レビュー
ブリヂストン、POTENZA史上最速のストリートラジアル「RE-71R」説明&試乗会(前編)
対称パターン・対称形状採用し、“踏めるタイヤ”に
(2014/12/15 13:13)
ブリヂストンが2015年2月2日から発売するストリートラジアルタイヤ「POTENZA RE-71R」。ブリヂストンのスポーツタイヤブランドであるPOTENZA(ポテンザ)のフラグシップ製品であり、ストリートラジアルタイヤの性能を一段上に引き上げた「RE-71」に“R(レーシング)”が加わった製品名となっている。
そのRE-71Rの製品説明会&試乗会が筑波サーキット コース2000で開催された。本記事では、前編として製品説明会を主にお届けし、後編はモータージャーナリスト橋本洋平氏によるサーキット試乗記をお届けする。橋本洋平氏は、Car Watch誌上で連載している「GAZOO Racing 86/BRZ Race」奮闘記をお読みの読者には説明が不要だが、日本屈指のドライビング能力を持つモータージャーナリストである。その橋本氏に“POTENZA史上最速”をうたうRE-71Rの最速具合を体感していただいている。まずは、前編の説明会編でその最速テクノロジーを確認していただきたい。
“半端なタイヤにしたくなかったのでRE-71R”とした
説明会の冒頭、挨拶を行ったのはブリヂストンタイヤジャパン 消費財マーケティング本部長 長島淳二氏。長島氏は、ブランドを振り返り、モータースポーツにかける技術を市販用タイヤに投入してきたのが“ポテンザ”だという。
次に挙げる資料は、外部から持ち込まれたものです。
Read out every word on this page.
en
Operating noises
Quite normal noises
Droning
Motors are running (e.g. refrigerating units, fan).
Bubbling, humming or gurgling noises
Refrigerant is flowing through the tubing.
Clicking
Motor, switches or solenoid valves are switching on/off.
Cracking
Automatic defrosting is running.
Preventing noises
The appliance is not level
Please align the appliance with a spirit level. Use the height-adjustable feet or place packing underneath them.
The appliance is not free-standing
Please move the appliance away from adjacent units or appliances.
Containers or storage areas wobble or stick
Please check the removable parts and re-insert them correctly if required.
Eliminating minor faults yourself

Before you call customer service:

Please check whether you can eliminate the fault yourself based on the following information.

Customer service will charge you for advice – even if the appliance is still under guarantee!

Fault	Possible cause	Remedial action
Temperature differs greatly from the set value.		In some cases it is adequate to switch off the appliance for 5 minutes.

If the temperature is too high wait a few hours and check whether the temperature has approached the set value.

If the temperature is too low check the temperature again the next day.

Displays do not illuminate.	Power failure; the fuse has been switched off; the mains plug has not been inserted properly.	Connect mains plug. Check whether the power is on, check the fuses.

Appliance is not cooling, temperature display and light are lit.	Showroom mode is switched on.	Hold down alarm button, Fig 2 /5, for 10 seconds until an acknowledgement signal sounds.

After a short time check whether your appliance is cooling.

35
RE-71をはじめ、RE-711、RE-01などがそれらのタイヤで、それらの最新タイヤがRE-11Aだった。このRE-11Aに関しては、スポーツ走行層の減少や街乗り層の増加によりコンセプトを「一般路からサーキットまで実感できる楽しさと速さの追求」と広く構えたものとしていたが、86やBRZの登場による国産スポーツカーの復権により、新商品コンセプトは「サーキットでのラップタイム短縮追求」と尖ったものになった。そのために求められたものは、圧倒的なDRY(ドライ)性能で、「サーキットのあらゆるシーンで発揮されるハイグリップ」「ドライバーの感性と一致するステアリングフィール」を製品特長としている。
発売は2015年2月からとなり、発売サイズは185/60R14 82H~275/35R19 96Wの全41サイズ。一般へのお披露目は2015年1月に開催される「東京オートサロン」のブリヂストンブースになる。現行のRE-11Aの発売が2011年、その前作であるRE-11が2008年となるので、7年ぶりの完全新作タイヤとなる。
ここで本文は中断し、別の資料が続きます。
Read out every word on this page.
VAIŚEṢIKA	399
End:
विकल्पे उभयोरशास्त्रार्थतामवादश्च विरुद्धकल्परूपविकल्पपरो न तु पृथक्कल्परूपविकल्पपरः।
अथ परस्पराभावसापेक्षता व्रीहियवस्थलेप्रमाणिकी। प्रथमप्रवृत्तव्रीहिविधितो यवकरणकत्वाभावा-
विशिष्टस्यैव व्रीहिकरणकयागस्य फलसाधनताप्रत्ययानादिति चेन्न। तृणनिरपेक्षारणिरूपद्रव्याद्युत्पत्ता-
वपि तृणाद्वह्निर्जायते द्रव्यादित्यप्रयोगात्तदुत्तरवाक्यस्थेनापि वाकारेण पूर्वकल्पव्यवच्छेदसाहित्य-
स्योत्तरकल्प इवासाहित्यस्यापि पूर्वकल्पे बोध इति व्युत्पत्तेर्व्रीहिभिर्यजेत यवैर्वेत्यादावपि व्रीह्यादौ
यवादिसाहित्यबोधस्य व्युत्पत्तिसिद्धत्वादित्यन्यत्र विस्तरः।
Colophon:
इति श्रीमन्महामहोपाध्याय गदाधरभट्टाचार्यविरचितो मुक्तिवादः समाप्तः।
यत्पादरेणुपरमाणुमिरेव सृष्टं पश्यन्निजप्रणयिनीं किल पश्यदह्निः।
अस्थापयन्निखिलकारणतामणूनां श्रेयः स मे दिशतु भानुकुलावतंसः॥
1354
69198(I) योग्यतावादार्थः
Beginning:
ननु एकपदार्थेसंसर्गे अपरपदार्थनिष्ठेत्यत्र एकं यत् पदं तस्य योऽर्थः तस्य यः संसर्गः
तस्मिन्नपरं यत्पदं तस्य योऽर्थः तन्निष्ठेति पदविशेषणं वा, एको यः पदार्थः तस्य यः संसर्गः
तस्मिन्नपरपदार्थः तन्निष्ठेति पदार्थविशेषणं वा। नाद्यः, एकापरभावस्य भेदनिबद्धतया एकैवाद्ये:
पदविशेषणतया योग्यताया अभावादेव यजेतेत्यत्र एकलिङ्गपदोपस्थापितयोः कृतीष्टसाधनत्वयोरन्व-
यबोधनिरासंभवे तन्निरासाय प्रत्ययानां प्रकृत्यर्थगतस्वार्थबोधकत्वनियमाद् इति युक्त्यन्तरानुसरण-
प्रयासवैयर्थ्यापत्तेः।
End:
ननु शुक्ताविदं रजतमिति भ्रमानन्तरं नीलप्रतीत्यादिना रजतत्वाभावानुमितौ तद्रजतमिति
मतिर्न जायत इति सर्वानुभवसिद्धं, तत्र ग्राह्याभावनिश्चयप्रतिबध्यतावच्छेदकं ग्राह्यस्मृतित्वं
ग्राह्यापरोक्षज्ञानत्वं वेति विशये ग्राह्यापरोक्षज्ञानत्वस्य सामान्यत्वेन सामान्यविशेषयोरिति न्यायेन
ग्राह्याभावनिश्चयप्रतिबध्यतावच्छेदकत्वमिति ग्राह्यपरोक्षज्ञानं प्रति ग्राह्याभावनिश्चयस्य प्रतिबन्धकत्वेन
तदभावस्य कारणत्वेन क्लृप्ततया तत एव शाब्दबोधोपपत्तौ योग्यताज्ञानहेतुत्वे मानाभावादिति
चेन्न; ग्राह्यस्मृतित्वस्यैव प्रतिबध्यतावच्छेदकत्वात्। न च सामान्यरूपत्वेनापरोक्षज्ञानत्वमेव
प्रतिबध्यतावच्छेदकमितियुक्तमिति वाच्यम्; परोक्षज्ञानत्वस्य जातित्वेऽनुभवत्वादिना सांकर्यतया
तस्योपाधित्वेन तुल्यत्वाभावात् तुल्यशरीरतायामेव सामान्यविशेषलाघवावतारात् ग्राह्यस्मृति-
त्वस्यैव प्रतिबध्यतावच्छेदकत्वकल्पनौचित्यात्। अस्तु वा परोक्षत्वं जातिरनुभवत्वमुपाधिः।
タイヤに限らず製品の開発時は開発名称なり開発番号がつけられており、発売へ向けて名前が決まってくることが多い。そこで、どの時点で「RE-71R」という伝統を背負う名前になったのか長島氏に聞いてみたところ、当初は、RE-01系、RE-11系の後継製品ということで、「RE-21」という案もあったとのこと。ただ、それでは中途半端なものになる可能性があり、徹底的に突き詰め、性能でトップに立つためにも、あえて“RE-71”の名を冠した「RE-71R」という製品名にしたとのことだった。
タイヤ踏面挙動の計測・予測・可視化技術をフル活用
RE-71Rの概要については、ブリヂストン PSタイヤ開発第1部長 渡辺信幸氏から技術説明が行われた。製品開発目標の1つである、“圧倒的グリップ”の達成に向けて行ったのが、ゴムのμ(摩擦係数、ミュー)の引き上げと、パターン剛性・形状最適化の2つ。そのために用いられたのがタイヤ踏面挙動の計測・予測・可視化技術「ULTIMAT EYE(アルティメット アイ)」になる。
●最高速度400km/hでのタイヤ踏面挙動確認可能な「アルティメット アイ」施設公開
http://car.watch.impress.co.jp/docs/news/20140509_647501.html
アルティメット アイについては、上の記事を確認していただきたいが、簡単に書くとタイヤのトレッドパターン面で何が起きているか可視化する技術となる。これまではトレッドパターン面で何が起きているかは、テストドラムを回した際の平均的な値しか分からなかったが、テストドラムとタイヤの回転角を同期させた計測値を得ることで、周方向の線での計測から点での計測ができるようになった。
このアルティメット アイを使うことで、トレッドパターン面の粘着(グリップ)・滑り(グリップロス)領域を把握。新トレッドパターン、新コンパウンド、新プロファイル(タイヤ形状)によって性能向上を果たした。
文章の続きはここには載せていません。